青木 というよりかは、うちのお客さんで荒鱗の鯉が好きな方もいれば、正統派の鱗の少ない鯉が好きな方もいるので、うちでは荒鱗タイプと正統派タイプの2種類を作っているんです。オス次第でどっちも出すことができるから、オスのタイプで荒鱗を出すか出さないかを分けています。
―なるほど。オスを使い分けることで2種類の表現方法が。
青木 正統派のオスをかける場合、メスまで荒鱗だと正統派のほうに影響が出てしまうので、基本的にはメス親には荒鱗タイプでないものを使うようにしています。メスには荒鱗のオスもかけるけど正統派のオスもかけるから、両方出せるようにしたいんです。それにそんなに荒鱗の鯉を作っても今度売れないと困るのでね。
―一般的にドイツ鯉を採っていれば荒鱗自体は出るわけですが、しっかりとした荒鱗を目指すとなると、やはりかけあわせが重要になってくるわけですか。
青木 そうですね。きれいかどうかは別として、ドイツ鯉に和鯉をかければ荒鱗はかなり出ます。例えばドイツ五色を作るときに、和鯉の五色にドイツ紅白をかけるところからスタートするんですけど、和鯉をかけるとどうしても側線のところまで鱗が出てしまうので、今度はそういった無駄な鱗をなくしていく作業になるわけです。何度も改良し世代を重ねるとだんだん無駄な鱗がなくなって、ようやく親として使えると。それでも改良の途中で血が濃くなりすぎれば、もう一回和鯉をかけて血を離して組み合わせるとかもあるので、一世代ですぐにできるわけではないから、2回3回と違う工程でアタックしていく必要があります。
―新品種を作るということは、そういった努力と我慢が必要なわけですね。
青木 黄竜もどのタイミングで和鯉をかけたか明確ではないですが、いくつもの段階を踏んで作っています。

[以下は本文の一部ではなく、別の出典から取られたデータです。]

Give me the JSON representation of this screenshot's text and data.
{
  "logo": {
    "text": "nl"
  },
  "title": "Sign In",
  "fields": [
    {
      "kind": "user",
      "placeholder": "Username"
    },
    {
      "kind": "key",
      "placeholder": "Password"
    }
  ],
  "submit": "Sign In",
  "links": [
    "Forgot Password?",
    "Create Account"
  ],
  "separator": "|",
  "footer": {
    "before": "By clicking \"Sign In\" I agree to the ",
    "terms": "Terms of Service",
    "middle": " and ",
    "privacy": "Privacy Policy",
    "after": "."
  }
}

―黄竜は張り分け黄金からの派生になりますが、模様のつき方はいかがですか。
青木 今年の春の新潟オークションに出した黄竜(写真④)は正統派タイプですけど、こういった感じで模様がつきますし、特にこの鯉はしっかりとした濃い黄色なので、白地とのコントラストがはっきりして際立っていますよね。これが白っぽい黄色になってしまうと、模様がついても白地との境界線が出にくくぼやけてしまうので、模様もそうですが濃い黄色を目指して改良をしています。
―特に黄色という色味は安定しないと聞きます。
青木 そうですね。すごく難しいです。オレンジっぽくなってしまったり逆に薄くなってしまったり。今使っているメス(写真①)が薄い黄色なので、それを補うためにオレンジっぽい色のオス(写真③)を使って、濃いのが出たときには残して、それをまたかけてを繰り返してだんだん濃くしていって。

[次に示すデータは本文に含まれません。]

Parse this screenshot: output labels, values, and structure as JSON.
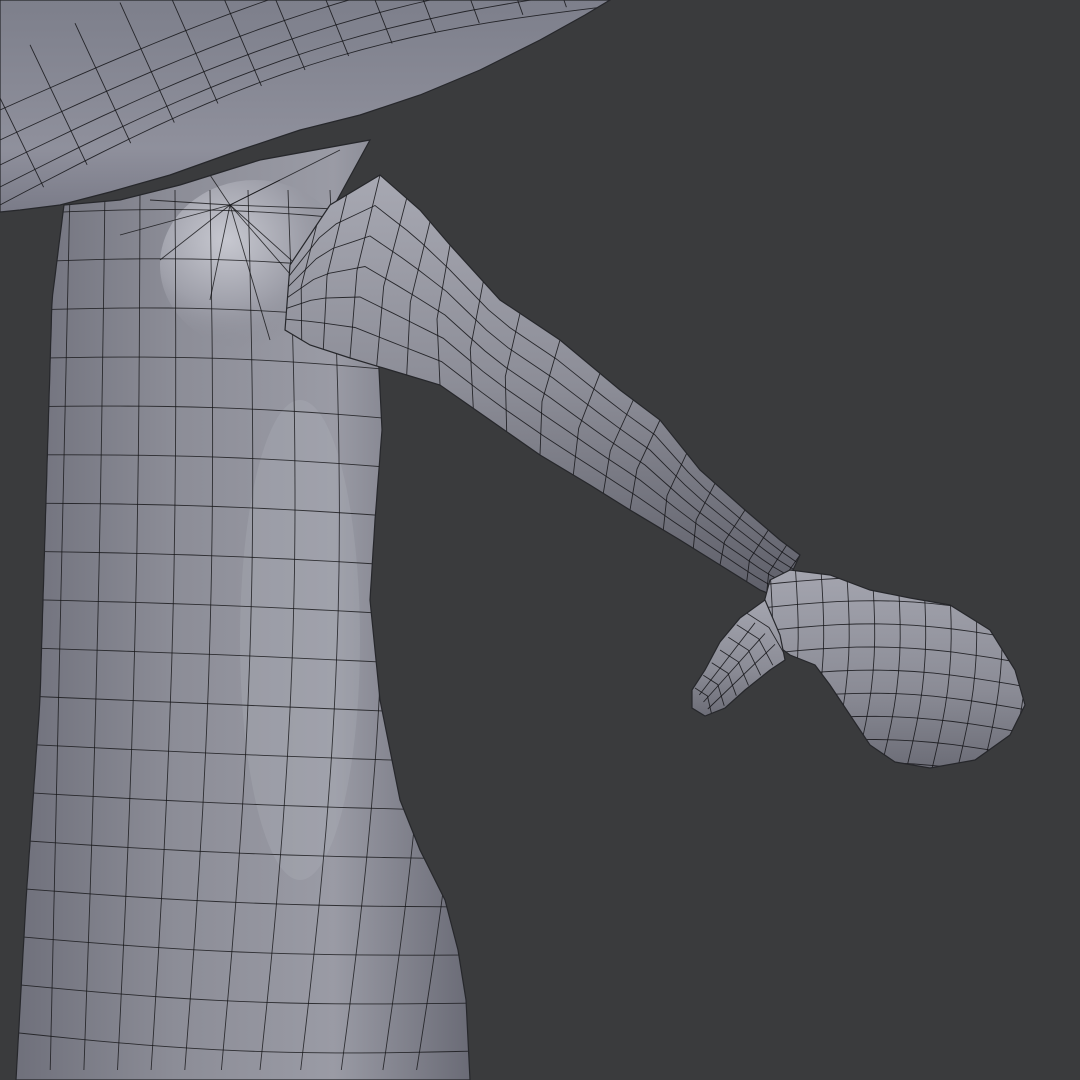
{
  "viewport": {
    "name": "3d-viewport",
    "shading": "solid",
    "overlay": "wireframe",
    "background_color": "#3a3b3d",
    "mesh_base_color": "#8a8c96",
    "mesh_highlight_color": "#c9cad2",
    "mesh_shadow_color": "#5b5c66",
    "edge_color": "#141417"
  },
  "mesh": {
    "object": "mushroom-character",
    "parts": [
      "cap",
      "stem-body",
      "arm",
      "hand",
      "thumb"
    ]
  }
}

あるいは、菊水の血を入れたりもして、菊水は赤に近い色味だから、かけわあせを繰り返して徐々にオレンジから黄色にしたり荒鱗と同じで段階を踏んで作ってきたんです。
―黄竜はどれくらいの腹数採っているんですか。
青木 荒鱗タイプが一腹、正統派の張り分けタイプが一腹です。理想は半分以上が正統派で、残りの何割かが荒鱗のような変わったものになるように。
―かけあわせはオスメス一対一で?
青木 うちは自然産卵で採っているので、メス一本に対して荒鱗とそうでないオスの2タイプを。予備でオスを3本にしたりもしますが、正統派を2本、荒鱗を1本みたいな感じです。一応メスも荒鱗タイプ(写真②)がいるので、組み合わせ的には4パターンできます。
―荒鱗鯉の選別は、他の鯉と比べて違うところなどはありますか?
青木 鱗がわりとそのまま残るので選別はしやすいと思います。ただ、荒鱗自体が黒く色づくかは年数が経たないとわからないです。